Fortunately, this group seems responsive and easy to work with, so finding a good balance to the work-load should not be too difficult.  And, the start to the year with the freshmen has been good, too.  The first two days were quiet, but I've had them doing storytelling practice the past two days (practicing to tell various creation myths) and that seems to have created at least a basic level of comfortability, and I noticed many more students being animated and expressive in their practicing today.

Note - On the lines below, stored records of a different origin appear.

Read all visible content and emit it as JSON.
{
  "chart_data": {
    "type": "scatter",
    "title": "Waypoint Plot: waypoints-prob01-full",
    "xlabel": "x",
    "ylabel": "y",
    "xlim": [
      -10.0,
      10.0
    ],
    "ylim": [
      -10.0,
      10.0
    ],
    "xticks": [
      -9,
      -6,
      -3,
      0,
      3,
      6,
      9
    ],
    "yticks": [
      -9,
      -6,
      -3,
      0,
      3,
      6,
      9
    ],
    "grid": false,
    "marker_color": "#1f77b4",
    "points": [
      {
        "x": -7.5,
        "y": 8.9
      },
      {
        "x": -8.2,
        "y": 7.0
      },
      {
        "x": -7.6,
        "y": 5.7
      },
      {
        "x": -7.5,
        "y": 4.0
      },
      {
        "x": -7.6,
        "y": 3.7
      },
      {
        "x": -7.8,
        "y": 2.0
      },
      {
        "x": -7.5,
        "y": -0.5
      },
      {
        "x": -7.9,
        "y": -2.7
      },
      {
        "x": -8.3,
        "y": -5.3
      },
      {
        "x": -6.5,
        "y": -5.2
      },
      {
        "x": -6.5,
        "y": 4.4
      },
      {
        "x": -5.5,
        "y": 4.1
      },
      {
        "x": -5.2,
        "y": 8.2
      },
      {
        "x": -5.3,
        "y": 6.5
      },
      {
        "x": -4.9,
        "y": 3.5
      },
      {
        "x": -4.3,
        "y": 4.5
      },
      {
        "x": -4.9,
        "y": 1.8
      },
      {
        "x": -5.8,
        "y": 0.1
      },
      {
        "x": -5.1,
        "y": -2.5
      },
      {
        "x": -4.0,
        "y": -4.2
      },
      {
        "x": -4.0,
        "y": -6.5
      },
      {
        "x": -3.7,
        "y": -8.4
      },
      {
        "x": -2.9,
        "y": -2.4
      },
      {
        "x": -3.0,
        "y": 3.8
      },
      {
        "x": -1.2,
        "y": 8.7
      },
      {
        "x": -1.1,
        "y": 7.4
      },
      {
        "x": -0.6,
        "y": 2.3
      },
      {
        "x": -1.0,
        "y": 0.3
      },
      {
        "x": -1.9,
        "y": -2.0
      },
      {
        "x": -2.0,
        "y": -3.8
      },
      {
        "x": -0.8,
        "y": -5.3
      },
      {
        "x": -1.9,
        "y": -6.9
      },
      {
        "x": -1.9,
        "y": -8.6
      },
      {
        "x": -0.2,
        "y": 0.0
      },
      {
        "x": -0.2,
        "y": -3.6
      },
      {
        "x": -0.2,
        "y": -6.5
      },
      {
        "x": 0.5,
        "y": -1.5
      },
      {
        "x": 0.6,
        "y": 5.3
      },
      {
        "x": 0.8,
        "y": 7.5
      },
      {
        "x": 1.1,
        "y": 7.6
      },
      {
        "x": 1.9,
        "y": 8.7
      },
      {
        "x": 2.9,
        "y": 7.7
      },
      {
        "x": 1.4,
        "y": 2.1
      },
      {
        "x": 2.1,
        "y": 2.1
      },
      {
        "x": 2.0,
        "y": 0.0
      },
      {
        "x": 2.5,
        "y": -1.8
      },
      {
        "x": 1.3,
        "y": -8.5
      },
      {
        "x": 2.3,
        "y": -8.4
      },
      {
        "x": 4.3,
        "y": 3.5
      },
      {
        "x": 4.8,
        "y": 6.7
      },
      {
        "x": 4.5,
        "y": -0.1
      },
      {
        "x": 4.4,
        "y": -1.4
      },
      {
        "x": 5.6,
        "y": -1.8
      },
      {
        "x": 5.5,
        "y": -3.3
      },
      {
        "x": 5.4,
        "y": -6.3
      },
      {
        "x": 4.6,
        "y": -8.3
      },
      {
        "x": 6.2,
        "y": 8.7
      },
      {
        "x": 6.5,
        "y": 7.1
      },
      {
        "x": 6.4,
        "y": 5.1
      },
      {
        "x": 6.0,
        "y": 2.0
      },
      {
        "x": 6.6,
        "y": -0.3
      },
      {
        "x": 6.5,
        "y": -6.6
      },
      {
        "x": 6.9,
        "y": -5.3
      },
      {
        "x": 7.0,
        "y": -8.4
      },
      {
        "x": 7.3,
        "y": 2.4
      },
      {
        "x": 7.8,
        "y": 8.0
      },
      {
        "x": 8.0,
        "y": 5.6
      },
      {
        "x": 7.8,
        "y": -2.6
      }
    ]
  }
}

I'm working harder than ever.  Too hard, I think--after several hours of work at school two evenings ago, I started getting strange twinges and pains in my chest and tonight, I'm barely functioning due to sheer exhaustion... (maybe another sign that I need to ease the heck up with the pace that I'm setting).  That aside, the actual teaching has never felt so easy--I'm a long ways past the terror and bewilderment I felt nearly every day during my first full year in 2009-2010.  This is a job I love, and far from being a place that I am apprehensive about stepping into, the classroom is THE place I want to be.  Each day when 6th period ends, I start looking forward to 2nd period the next day.  This may also be a signal that I need to start actively building a personal life.  Hmm.